Proceedings of 6th International Conference on Hybrid and Organic Photovoltaics (HOPV14)
Publication date: 1st March 2014
Hybrid organic-inorganic perovskite halides (AMX3, A, B: organic, metal cation, X-halide) have created a new excitement in the photovoltaic community. Their excellent optical and electrical characteristics as well as high crystallinity and low defect densities have resulted in solar cell efficiencies reaching over 16% in 18 months (currently the most efficient solution processed/3rd generation photovoltaic technology), with 20% a challenging but reasonable objective. Additionally these materials have demonstrated a huge potential for a wide variety of electronics applications, such as light emission (Figure 1a).

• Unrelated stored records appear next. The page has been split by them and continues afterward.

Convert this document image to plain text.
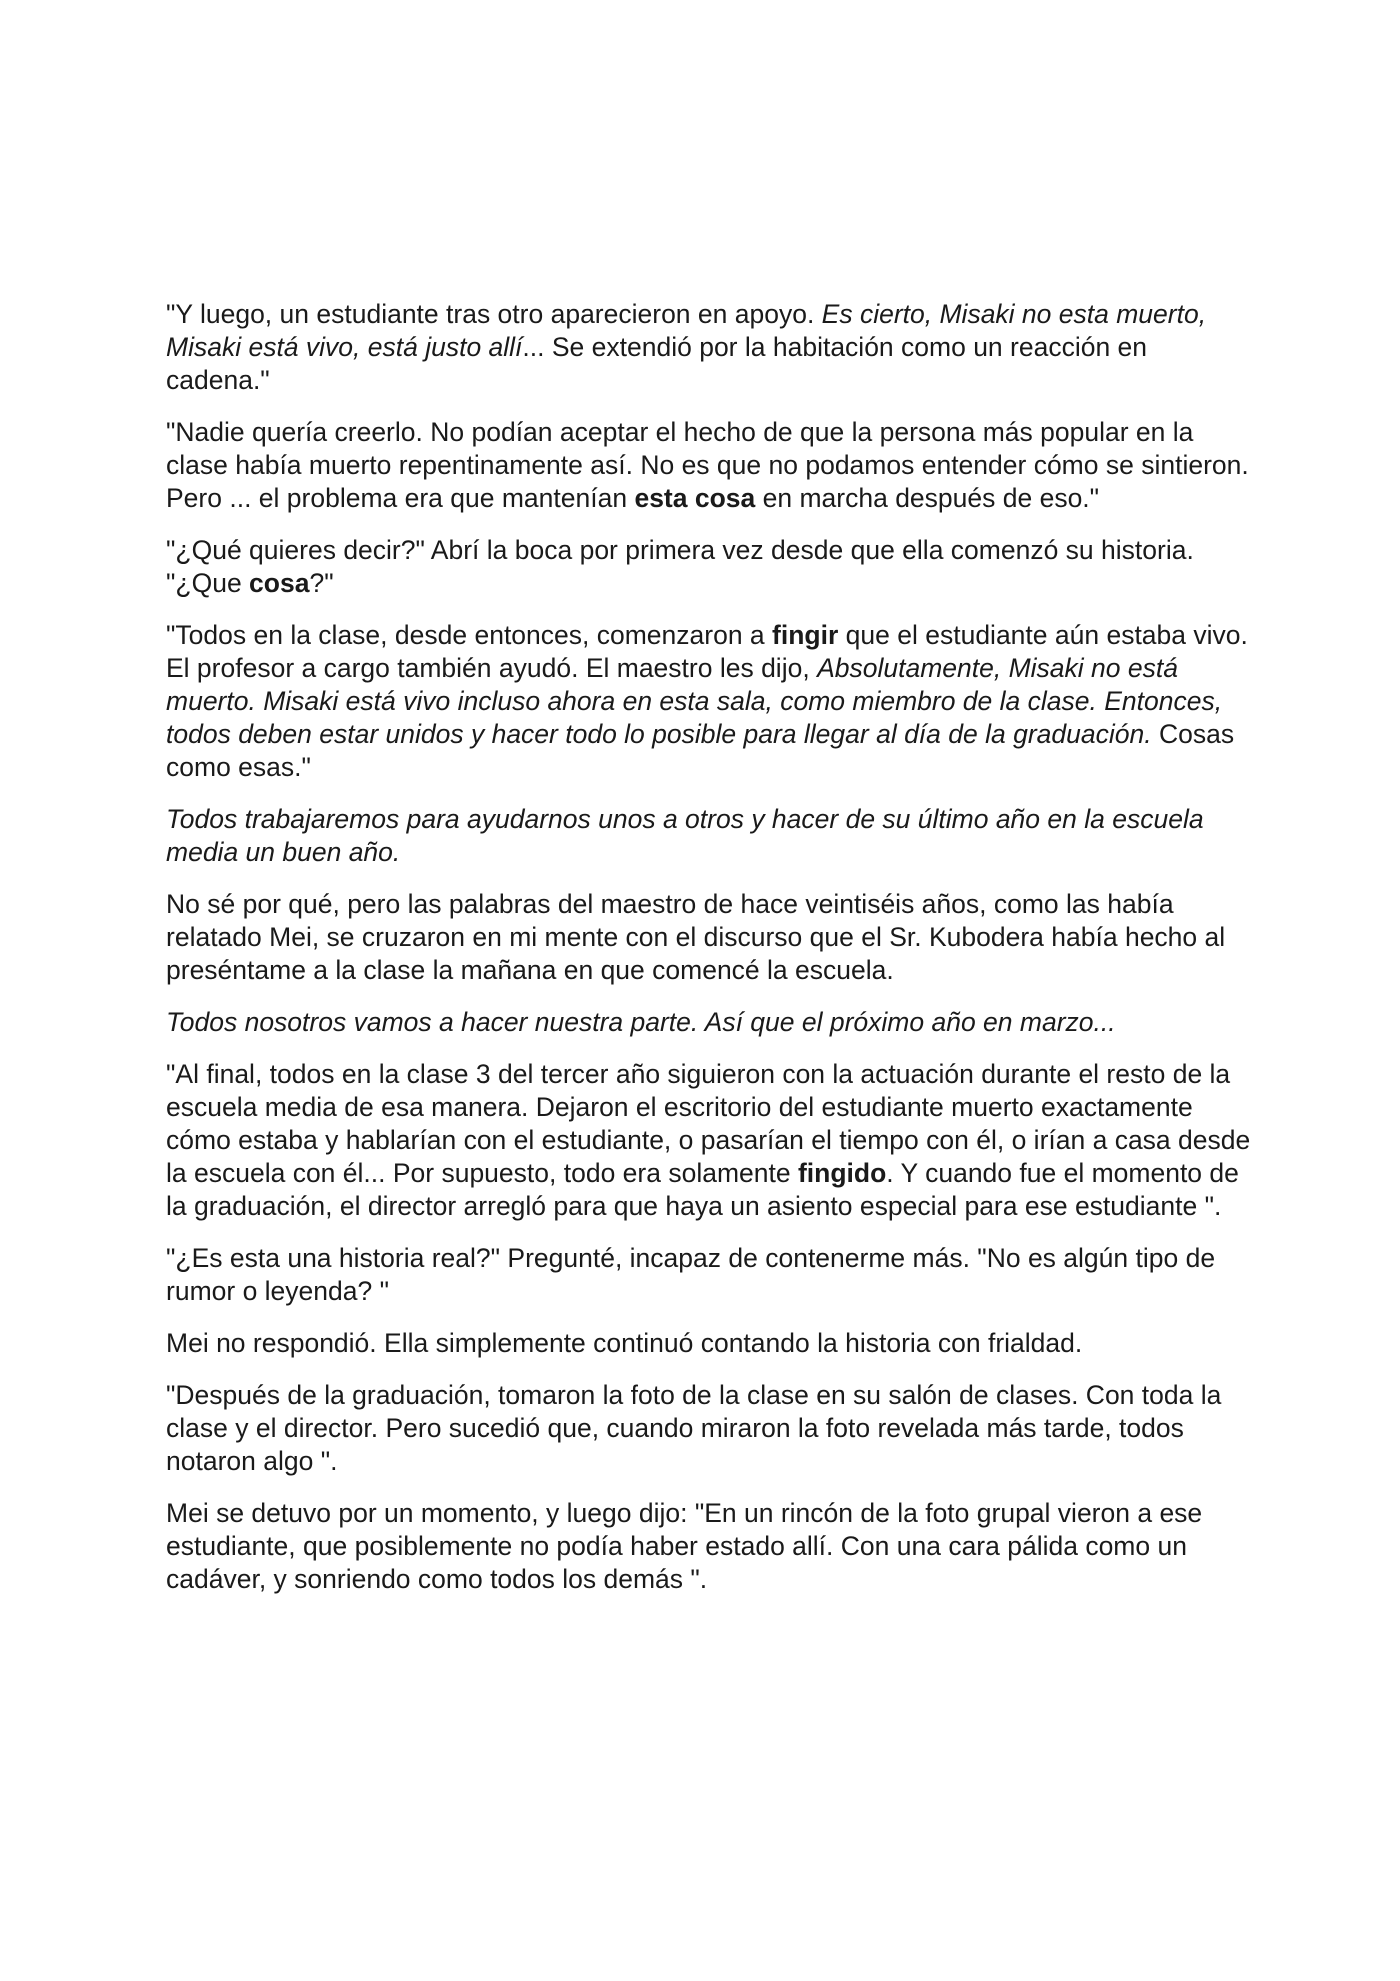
"Y luego, un estudiante tras otro aparecieron en apoyo. Es cierto, Misaki no esta muerto, Misaki está vivo, está justo allí... Se extendió por la habitación como un reacción en cadena."

"Nadie quería creerlo. No podían aceptar el hecho de que la persona más popular en la clase había muerto repentinamente así. No es que no podamos entender cómo se sintieron. Pero ... el problema era que mantenían esta cosa en marcha después de eso."

"¿Qué quieres decir?" Abrí la boca por primera vez desde que ella comenzó su historia. "¿Que cosa?"

"Todos en la clase, desde entonces, comenzaron a fingir que el estudiante aún estaba vivo. El profesor a cargo también ayudó. El maestro les dijo, Absolutamente, Misaki no está muerto. Misaki está vivo incluso ahora en esta sala, como miembro de la clase. Entonces, todos deben estar unidos y hacer todo lo posible para llegar al día de la graduación. Cosas como esas."

Todos trabajaremos para ayudarnos unos a otros y hacer de su último año en la escuela media un buen año.

No sé por qué, pero las palabras del maestro de hace veintiséis años, como las había relatado Mei, se cruzaron en mi mente con el discurso que el Sr. Kubodera había hecho al preséntame a la clase la mañana en que comencé la escuela.

Todos nosotros vamos a hacer nuestra parte. Así que el próximo año en marzo...

"Al final, todos en la clase 3 del tercer año siguieron con la actuación durante el resto de la escuela media de esa manera. Dejaron el escritorio del estudiante muerto exactamente cómo estaba y hablarían con el estudiante, o pasarían el tiempo con él, o irían a casa desde la escuela con él... Por supuesto, todo era solamente fingido. Y cuando fue el momento de la graduación, el director arregló para que haya un asiento especial para ese estudiante ".

"¿Es esta una historia real?" Pregunté, incapaz de contenerme más. "No es algún tipo de rumor o leyenda? "

Mei no respondió. Ella simplemente continuó contando la historia con frialdad.

"Después de la graduación, tomaron la foto de la clase en su salón de clases. Con toda la clase y el director. Pero sucedió que, cuando miraron la foto revelada más tarde, todos notaron algo ".

Mei se detuvo por un momento, y luego dijo: "En un rincón de la foto grupal vieron a ese estudiante, que posiblemente no podía haber estado allí. Con una cara pálida como un cadáver, y sonriendo como todos los demás ".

However, some basic mechanisms are still under discussion. Here we present a complete study of CH3NH3PbI3 where we analyze the structural characteristics as well as its physical properties which determine both photovoltaic and light emission performances. We report long charge carrier diffusion lengths (Figure 1b) measured by femtosecond transient optical spectroscopy, which are enabled by the high degree of crystallinity of the material even in solution processed samples. The excellent electrical properties are exploited in photovoltaic devices based on different electron transporting materials such as electrospun nanofibers and ZnO nanorods, which allow the fabrication of efficient flexible solar cells. In addition, the use of different organic hole transporting materials facilitates the investigation of the interfacial processes which control the cell behavior.
The potential of this kind of materials in light emission application is supported by CH3NH3PbX3 , (X=Cl, Br, I) displaying ultra-stable amplified spontaneous emission at strikingly low thresholds due to their large absorption coefficients, ultralow bulk defect densities and slow Auger recombination. All in all, we present a broad approach to develop a robust semiconductor technology based in perovskites.
Figure 1. (a) PL spectrum at 10 K – where the dotted lines are the deconvolved Gaussian peaks. The dashed lines in the false color temperature-dependent PL map show the evolution of the emission peaks with temperature. (b) Exciton diffusion length versus PL lifetime quenching ratios. Diffusion length is scaled in multiples of CH3NH3PbI3 layer thickness (L = 65 nm)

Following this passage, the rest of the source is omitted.